I bought the new edition of the Colorado Review, a literary magazine. I read the first story sitting on the floor in the hallway. “Disaster Management” by Ariel Katz, if you’re interested. It was about two artists falling out of love: he a photographer, finding success, and she a painter, finding none.
I thought of The Last Five Years. The ending of Katz’s story reminded me of a toned-down, literary version of the next-to-last chunk of Gaiman’s Neverwhere.
Why do artists tell stories of failure? Was it meant to immunize us, so that if our lives in flesh and blood spiraled the way they had in ink on paper, we’d know the trajectory? Would that make the fall any softer?
Katz’s protagonist went into tech. She loved her new job and the partner she found. She looked back at a photo her old partner had taken of her, saw a ferocity she had since lost.
“Are you an MFA student?” several people asked me. I think this is because I was clearly under 30.
“No, still an undergrad.”
Directors of MFA programs would then follow up, “Oh, are you looking for an MFA program?”
“Actually, I’m in mechanical engineering,” I’d say. I felt a kind of confidence which I knew working in tech would bring.
The last table I went to was Defunct Literary Magazine. Their vibe was grungy and genre-friendly; their pamphlets were hand-drawn.
“I like your earrings,” the editor said, pointing to my rainbow earrings.
“Thanks,” I said, and then, very subtly, added, “Gotta code, I do not think I actually did. Nobody in my demographic at that conference seemed particularly straight.
I asked what fiction he was looking for. He said, “Anything that a magazine which has the word ‘review’ in it would reject, we want.”
I’d passed a lot of magazines with the word ‘review,’ usually following a place name or a quirky noun. They looked pretty cool.
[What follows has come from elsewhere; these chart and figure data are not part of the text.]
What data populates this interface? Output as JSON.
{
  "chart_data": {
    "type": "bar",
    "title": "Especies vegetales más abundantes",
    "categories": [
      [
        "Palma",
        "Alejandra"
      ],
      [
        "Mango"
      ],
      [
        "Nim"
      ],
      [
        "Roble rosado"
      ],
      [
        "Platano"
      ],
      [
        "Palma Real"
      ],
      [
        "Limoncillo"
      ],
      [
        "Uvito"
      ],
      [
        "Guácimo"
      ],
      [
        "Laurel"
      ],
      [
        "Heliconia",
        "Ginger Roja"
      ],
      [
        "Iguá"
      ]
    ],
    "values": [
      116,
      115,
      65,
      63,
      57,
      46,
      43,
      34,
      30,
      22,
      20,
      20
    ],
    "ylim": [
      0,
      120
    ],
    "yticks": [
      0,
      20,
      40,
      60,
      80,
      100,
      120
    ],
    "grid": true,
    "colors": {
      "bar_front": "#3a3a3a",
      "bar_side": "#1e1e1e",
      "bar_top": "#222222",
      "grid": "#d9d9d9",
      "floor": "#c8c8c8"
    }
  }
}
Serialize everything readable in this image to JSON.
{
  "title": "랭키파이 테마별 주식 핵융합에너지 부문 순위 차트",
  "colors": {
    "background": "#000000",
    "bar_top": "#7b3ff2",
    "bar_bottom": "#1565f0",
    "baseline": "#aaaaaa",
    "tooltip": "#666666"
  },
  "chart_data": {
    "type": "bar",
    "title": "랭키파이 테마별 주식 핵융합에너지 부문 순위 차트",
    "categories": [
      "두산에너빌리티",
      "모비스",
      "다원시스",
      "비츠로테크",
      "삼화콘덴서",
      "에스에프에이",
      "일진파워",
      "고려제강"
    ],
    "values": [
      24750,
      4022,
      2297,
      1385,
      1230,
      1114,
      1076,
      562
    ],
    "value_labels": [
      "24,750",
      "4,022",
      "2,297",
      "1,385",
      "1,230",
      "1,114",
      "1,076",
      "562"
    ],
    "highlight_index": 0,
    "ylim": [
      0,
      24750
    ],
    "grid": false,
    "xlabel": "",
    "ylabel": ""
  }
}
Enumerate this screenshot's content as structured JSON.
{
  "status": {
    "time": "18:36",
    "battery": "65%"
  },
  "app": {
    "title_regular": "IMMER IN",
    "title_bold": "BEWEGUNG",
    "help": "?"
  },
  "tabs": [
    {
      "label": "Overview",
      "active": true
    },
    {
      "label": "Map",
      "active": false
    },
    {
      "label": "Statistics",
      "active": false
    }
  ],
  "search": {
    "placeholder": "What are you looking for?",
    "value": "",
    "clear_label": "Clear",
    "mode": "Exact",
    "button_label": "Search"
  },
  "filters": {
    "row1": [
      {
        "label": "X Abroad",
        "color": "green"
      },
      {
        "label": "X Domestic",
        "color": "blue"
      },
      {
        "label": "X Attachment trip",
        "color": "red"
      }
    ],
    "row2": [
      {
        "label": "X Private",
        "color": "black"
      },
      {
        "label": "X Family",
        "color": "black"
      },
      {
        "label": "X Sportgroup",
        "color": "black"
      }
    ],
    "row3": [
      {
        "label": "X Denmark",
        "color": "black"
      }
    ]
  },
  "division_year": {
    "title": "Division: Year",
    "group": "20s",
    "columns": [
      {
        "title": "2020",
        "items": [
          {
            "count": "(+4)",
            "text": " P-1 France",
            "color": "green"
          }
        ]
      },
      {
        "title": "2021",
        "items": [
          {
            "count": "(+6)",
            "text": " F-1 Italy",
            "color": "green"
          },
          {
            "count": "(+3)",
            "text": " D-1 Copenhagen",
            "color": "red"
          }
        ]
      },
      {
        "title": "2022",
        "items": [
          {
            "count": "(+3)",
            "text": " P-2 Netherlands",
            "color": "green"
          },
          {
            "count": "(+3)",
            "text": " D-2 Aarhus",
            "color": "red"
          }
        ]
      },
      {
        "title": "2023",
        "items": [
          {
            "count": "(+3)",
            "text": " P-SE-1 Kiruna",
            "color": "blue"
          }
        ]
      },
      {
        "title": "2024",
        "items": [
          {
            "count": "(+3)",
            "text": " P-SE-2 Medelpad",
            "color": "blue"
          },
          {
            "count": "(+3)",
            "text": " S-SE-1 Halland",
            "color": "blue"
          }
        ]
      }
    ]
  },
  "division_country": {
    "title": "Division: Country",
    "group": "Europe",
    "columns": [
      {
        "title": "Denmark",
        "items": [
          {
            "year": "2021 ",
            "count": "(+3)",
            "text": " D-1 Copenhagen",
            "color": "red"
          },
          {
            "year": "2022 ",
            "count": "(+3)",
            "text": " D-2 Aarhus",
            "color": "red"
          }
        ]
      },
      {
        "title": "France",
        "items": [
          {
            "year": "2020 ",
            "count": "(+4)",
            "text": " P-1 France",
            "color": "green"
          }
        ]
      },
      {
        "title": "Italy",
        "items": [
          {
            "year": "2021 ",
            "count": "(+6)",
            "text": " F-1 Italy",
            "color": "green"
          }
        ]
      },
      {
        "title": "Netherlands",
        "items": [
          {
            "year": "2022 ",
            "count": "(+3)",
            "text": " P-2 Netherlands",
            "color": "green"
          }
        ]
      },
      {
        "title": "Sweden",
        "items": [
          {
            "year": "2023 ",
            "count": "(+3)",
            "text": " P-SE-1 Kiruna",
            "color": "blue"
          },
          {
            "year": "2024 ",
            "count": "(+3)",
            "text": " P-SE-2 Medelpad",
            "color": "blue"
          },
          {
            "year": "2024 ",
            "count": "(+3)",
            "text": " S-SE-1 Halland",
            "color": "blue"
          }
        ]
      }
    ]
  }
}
Still, I knew what he meant; nearly all of them leaned literary, and many didn’t accept genre submissions at all. There are many homes for many different types of story.
I took one of Defunct’s hand-drawn cards, and then it was time to go.
I scrawled a poem in my journal the second night in Philadelphia. It was the first time I’d tried to spin words in a while. I kept going back, crossing out excess words, trimming each line. I’d have to dig it up again, but its essence was, what if I had pursued writing completely these past two years?
The poem wasn’t regretful, exactly, just sort of nostalgic. Writing is all-consuming, and during my gap year I was happily consumed. At one point I needed to step back from writing a little, to let MIT in. MIT is all-consuming, too; but MIT represents many different fields for me, new avenues to explore. Right now it seems like the best place for me is a jack of all trades, dabbling in meche and in fiction, with various projects and hobbies picked up along the way.
This summer, I’m leaning into writing again. I’m in the thick of Her Body and Other Parties, drinking in Machado’s prose.